I can move on, I can move within, I can move toward. All of it, what is in those two black bags/holes, just needs to go and I won't wait, can't wait anymore.

At the last, I want to leave you, the readers who are younger, my age or, older, of a woman who I think greatly of.

We don't say much about it to each other and, even though we may differ, we have quite a bit in common.

Someone told me that this lady, this great lady, once ripped an automatic can opener from it's home under a cabinet, marched over to the sliding glass door in their home and, with words that the story teller cannot recall, hoisted that piece of useless junk outside.

I'm pretty sure that the can opener did not just sit there and rust, I can attest to that because I happen to know the story teller and the teller's subject.

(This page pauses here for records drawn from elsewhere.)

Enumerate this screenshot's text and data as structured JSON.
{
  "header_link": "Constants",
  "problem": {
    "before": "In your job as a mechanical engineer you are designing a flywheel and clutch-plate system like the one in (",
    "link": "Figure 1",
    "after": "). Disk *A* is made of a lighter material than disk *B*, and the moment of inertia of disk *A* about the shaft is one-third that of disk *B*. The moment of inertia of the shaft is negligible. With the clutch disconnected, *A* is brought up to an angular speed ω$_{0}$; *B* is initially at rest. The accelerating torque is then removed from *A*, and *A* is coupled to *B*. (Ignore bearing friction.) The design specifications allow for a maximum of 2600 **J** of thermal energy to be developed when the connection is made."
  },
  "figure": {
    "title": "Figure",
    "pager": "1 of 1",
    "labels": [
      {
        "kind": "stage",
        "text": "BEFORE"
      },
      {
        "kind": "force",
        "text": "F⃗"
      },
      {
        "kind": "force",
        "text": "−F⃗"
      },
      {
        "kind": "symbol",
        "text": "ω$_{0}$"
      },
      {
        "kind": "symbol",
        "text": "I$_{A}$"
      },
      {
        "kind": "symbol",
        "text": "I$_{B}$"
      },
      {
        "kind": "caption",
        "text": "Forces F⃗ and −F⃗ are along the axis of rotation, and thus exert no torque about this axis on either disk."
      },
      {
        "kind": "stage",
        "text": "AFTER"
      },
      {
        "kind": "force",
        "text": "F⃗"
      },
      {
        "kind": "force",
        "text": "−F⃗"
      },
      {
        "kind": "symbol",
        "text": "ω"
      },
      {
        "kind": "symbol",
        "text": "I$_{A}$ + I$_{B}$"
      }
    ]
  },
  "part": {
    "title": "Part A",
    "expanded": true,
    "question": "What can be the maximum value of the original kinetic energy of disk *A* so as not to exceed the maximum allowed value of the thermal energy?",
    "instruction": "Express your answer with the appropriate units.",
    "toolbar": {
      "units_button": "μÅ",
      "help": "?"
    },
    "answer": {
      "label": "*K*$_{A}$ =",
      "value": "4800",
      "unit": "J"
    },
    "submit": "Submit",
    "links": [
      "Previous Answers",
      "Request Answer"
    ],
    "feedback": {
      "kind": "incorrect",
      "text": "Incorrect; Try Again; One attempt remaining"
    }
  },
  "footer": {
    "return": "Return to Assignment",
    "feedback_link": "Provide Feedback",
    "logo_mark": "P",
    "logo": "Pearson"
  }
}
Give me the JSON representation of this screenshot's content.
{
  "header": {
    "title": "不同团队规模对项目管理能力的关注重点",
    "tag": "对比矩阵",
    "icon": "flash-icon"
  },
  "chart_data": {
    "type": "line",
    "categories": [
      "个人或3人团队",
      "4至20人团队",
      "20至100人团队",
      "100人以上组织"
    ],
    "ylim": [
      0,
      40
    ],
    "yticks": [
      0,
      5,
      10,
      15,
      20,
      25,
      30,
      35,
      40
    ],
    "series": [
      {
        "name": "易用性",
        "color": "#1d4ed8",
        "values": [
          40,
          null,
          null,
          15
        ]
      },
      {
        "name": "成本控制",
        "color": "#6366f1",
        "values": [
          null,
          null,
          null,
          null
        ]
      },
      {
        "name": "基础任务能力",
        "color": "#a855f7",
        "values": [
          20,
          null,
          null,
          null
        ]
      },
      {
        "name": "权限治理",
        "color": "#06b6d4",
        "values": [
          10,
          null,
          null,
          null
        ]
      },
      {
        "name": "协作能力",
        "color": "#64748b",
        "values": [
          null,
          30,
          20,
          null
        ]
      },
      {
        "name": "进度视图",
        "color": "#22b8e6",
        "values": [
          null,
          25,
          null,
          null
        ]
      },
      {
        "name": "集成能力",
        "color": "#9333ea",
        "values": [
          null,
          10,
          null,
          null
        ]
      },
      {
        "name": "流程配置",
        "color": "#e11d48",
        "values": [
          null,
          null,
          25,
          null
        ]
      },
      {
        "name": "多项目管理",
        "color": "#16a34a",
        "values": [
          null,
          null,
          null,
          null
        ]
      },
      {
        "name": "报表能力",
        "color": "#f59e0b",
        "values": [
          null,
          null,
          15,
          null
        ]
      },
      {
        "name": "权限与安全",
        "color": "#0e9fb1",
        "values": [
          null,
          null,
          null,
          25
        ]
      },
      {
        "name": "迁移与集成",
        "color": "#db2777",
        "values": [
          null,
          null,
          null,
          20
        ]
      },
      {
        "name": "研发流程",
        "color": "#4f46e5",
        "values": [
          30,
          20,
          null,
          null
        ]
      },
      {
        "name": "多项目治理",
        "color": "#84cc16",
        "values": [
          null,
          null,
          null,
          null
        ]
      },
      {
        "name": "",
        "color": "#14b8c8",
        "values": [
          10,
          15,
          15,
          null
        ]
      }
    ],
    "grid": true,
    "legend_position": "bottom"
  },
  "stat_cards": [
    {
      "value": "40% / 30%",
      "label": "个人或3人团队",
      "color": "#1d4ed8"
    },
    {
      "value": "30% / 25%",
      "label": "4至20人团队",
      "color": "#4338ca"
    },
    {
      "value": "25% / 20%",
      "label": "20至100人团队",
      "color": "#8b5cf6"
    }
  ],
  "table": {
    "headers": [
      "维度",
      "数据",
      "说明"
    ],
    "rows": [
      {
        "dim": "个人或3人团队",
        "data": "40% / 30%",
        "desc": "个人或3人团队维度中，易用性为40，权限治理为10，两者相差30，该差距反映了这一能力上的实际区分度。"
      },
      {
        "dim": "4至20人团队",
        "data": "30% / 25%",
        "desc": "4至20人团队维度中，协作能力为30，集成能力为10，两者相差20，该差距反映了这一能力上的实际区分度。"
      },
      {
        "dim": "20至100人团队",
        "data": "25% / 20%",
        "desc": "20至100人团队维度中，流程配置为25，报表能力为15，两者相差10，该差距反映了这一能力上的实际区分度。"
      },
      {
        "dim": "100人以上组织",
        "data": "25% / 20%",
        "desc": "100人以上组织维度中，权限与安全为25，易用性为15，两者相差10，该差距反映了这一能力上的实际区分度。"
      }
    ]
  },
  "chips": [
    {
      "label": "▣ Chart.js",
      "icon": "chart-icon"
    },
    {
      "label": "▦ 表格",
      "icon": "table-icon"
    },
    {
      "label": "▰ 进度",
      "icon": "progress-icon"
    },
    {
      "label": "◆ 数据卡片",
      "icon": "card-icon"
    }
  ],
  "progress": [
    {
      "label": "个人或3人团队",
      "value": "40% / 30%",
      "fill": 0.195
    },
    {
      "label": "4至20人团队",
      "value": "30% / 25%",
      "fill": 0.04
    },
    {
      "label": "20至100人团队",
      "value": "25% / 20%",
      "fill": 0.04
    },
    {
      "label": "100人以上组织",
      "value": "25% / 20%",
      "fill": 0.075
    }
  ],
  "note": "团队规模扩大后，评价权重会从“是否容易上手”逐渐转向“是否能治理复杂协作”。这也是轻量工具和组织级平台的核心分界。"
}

I can also say that this Great Lady, this strong and beautiful woman, had ENOUGH. It wasn't the can opener, the opener was the tipping straw. All that makes her the person that everyone who knows her loves, just couldn't handle that damn can opener or her family bitching about or the bills or the house being dirty or the kids whinning or the Husband and she took all of her frustration and anger that she would never dare use on her loved ones and she yanked that diabolical damn piece of machinery away and threw it out into the yard and walked inside the house with a light step and a forbidding pose and left mouths agape...

What is even more precious and wonderful is that is still her way. Maybe she wishes it was different, like I do but, it is what works and, you know what? Some of us just need to toss things into a black hole in order to let IT go. It doesn't mean we're bad people or that we don't want to recycle or TRY because we do but, we are who we are. We change what we can.

Sometimes, we toss posessed can openers out of a sliding glass door, sometimes we grab handfuls of dusty relics and shove them into plastic bags, sometimes we yell and spew and are the best we can be but, we try. don't we? We do what we need to, what we can, what is best as we know how.